EVR (Electromagnetic Valve Replacement) is a self-expanding transcatheter aortic bioprosthesis. It is designed to provide patients with long-term aortic valve regurgitation relief and prevent more severe aortic regurgitation. Its new design features an extended sealing skirt, lower implantation depth, and smaller insertion profile. These factors are expected to increase its success and decrease complications. Compared to the CV TAVI system, EVR has a shorter insertion length and smaller diameter, making it easier to place in challenging anatomical locations such as the left ventricular outflow tract. It also has a lower incidence of vascular complications.
The device is primarily composed of an electromagnetic solenoid assembly. It includes a passageway, which communicates with the atmosphere, and a chamber containing an armature and a magnetic pole piece. A control vacuum signal is generated inside the chamber, and a damping orifice is placed between the chamber and the atmosphere. A preload spring urges the armature towards a “closed” valve position.

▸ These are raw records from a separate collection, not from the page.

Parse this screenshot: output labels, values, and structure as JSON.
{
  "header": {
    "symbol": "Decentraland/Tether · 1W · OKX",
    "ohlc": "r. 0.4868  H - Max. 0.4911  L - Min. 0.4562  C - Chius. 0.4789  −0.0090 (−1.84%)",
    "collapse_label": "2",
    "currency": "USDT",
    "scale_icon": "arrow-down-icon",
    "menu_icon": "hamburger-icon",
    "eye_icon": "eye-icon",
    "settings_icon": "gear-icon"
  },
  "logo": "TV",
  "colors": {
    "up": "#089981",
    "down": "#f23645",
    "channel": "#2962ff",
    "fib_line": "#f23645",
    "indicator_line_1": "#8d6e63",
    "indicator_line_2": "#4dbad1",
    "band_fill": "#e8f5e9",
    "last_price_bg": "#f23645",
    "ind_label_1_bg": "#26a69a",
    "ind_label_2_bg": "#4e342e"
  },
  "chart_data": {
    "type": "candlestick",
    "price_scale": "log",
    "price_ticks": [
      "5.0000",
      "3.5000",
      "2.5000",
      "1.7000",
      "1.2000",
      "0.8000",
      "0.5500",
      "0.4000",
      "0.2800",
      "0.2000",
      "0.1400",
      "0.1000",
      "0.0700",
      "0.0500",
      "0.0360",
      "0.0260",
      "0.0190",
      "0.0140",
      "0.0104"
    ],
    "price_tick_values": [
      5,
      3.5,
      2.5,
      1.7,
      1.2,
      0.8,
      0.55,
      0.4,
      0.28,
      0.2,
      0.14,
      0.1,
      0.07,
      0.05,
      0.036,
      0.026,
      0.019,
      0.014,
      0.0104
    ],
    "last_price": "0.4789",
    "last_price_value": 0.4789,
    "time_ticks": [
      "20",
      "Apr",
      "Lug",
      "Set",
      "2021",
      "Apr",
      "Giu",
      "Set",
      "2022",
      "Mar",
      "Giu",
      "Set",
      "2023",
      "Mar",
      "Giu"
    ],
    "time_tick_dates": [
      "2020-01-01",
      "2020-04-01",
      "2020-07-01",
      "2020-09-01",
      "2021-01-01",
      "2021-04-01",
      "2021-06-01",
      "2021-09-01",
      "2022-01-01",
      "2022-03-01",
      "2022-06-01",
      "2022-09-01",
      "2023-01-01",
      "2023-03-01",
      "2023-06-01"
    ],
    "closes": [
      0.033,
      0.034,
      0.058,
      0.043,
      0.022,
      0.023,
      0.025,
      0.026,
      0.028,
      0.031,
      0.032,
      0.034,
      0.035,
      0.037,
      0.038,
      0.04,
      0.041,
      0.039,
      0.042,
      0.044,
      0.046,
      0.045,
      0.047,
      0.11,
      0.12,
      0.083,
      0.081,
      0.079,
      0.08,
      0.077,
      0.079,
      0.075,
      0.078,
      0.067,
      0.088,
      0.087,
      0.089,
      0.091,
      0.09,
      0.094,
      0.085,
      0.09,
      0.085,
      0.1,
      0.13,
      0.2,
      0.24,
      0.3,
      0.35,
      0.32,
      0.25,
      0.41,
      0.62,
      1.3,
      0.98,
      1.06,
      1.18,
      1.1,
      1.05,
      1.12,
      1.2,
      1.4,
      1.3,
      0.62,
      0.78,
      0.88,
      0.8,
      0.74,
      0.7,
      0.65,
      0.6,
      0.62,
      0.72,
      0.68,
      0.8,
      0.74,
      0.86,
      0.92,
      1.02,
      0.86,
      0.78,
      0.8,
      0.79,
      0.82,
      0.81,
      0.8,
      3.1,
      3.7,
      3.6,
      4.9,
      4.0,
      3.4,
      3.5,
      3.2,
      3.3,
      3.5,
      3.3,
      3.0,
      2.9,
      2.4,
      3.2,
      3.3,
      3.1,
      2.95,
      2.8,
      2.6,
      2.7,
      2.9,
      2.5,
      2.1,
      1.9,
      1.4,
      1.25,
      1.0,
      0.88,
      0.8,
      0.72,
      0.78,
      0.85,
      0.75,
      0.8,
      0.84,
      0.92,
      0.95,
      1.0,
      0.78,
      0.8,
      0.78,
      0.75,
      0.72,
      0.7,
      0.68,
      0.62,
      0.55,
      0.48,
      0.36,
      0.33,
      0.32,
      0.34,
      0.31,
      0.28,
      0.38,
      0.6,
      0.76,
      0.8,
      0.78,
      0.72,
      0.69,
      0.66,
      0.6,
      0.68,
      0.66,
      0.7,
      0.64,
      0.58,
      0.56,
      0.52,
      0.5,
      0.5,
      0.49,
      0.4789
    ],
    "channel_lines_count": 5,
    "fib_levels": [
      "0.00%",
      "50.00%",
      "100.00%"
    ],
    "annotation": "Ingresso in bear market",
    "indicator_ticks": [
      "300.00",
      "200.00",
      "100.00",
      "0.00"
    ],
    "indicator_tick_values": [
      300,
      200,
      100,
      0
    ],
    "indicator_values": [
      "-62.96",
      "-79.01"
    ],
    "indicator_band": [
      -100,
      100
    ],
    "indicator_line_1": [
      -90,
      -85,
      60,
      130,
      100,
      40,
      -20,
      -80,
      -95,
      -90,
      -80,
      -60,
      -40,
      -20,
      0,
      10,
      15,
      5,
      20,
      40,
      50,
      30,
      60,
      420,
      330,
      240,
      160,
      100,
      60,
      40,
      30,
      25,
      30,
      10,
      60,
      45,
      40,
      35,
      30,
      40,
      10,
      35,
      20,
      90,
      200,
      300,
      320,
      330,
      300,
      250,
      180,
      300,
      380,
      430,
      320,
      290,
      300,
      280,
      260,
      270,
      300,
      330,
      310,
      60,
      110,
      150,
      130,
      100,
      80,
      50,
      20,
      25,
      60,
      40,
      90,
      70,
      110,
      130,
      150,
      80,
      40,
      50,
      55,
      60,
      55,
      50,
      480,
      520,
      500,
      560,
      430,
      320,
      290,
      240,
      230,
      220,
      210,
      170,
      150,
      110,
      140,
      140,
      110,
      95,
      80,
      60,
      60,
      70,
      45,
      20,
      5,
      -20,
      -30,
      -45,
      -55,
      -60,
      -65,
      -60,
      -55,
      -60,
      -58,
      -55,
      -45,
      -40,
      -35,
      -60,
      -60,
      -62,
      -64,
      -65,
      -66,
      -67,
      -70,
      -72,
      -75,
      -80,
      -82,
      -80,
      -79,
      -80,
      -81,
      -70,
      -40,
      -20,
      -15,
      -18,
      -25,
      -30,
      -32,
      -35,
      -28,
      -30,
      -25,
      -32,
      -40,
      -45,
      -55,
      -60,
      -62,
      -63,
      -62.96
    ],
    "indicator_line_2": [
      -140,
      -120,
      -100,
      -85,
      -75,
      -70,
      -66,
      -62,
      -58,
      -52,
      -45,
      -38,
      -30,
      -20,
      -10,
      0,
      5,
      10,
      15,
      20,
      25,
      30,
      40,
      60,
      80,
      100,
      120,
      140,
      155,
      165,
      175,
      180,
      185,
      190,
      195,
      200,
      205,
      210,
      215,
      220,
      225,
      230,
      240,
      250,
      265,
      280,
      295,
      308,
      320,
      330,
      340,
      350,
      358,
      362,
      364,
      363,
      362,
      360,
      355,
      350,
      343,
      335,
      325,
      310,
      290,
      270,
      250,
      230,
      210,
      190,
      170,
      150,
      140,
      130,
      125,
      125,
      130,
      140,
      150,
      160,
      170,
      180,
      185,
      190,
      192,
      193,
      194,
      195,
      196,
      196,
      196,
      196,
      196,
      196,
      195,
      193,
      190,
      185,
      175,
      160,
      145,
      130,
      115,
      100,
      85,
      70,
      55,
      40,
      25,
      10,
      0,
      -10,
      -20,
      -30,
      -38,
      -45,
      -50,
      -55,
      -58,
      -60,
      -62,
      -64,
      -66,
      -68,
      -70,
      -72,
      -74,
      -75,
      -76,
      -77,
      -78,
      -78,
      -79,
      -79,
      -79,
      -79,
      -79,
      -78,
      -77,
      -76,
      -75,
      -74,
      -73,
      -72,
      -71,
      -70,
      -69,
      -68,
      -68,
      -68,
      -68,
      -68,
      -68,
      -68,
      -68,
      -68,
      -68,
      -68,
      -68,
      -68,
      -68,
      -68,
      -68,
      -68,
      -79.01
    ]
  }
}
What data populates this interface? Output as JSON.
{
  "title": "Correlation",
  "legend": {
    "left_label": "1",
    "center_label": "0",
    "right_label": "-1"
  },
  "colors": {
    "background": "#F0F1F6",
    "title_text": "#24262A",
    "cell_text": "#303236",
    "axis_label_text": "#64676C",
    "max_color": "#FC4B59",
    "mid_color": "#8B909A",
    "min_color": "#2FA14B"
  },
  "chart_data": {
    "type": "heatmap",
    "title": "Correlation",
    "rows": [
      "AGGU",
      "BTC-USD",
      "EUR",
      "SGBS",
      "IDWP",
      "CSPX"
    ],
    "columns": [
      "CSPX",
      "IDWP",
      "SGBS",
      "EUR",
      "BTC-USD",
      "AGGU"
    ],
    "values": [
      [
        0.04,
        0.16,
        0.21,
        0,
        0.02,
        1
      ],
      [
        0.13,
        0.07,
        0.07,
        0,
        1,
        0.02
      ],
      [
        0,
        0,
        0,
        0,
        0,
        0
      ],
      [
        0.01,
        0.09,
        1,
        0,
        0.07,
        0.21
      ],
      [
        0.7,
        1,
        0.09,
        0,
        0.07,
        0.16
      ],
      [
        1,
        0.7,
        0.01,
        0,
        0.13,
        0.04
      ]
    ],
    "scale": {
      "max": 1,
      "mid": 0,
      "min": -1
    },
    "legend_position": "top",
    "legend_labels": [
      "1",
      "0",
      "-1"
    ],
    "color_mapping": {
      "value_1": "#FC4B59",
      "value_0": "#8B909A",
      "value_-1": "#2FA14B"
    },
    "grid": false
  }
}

The electromagnetic solenoid assembly is encased in a valve housing. The lower connecting flange 78 of the solenoid assembly is retained in the external cavity 80 of the upper valve housing 26. In order to keep the pressure within the chamber to a minimum, an electric vacuum regulator valve is installed. The preload of the biasing spring in this valve is sensitive and requires calibration. In addition, the inherent preload variations in production spring components are eliminated.
The electromagnetic solenoid assembly includes an EVR chamber 82, a bobbin 30, and an air inlet 38. The bobbin has a central bore 36, which communicates with the air inlet. The evr valve bobbin is constructed of a non-magnetic nylon tape. Its axial length is the same as the valve. When the bobbin is assembled, the armature and the air inlet are located at the center of the valve, and the primary air gap is the working air gap between the armature and the bobbin. The EVR valve is secured to the upper valve housing of the vacuum regulator valve 14.
The primary air gap in the EVR valve is the axial distance between the armature and the bobbin. This axial distance is similar to that of the bobbin in the CV TAVI system, but the EVR’s insertion profile is slightly smaller, which is important for transfemoral access. In CV patients, the armature is also deep, which may contribute to the fact that the EVR valve does not deploy supra-annularly.
The EVR valve is also available with a built-in re-capture function, allowing the device to be deployed into the left ventricular outflow tract at an intended position 3-5 mm below the native annulus. The EVR has a reduced rate of mild paravalvular regurgitation, and the EVR has a lower incidence of vascular complications. It has a smaller insertion and postdilation profile, as well. This may be beneficial to patients with challenging iliofemoral anatomy.
While a large-scale clinical study is needed to determine the effectiveness of the EVR valve, preliminary results indicate that the bioprosthesis has a high clinical success and low risk of vascular complications. Its long-term clinical outcomes are excellent.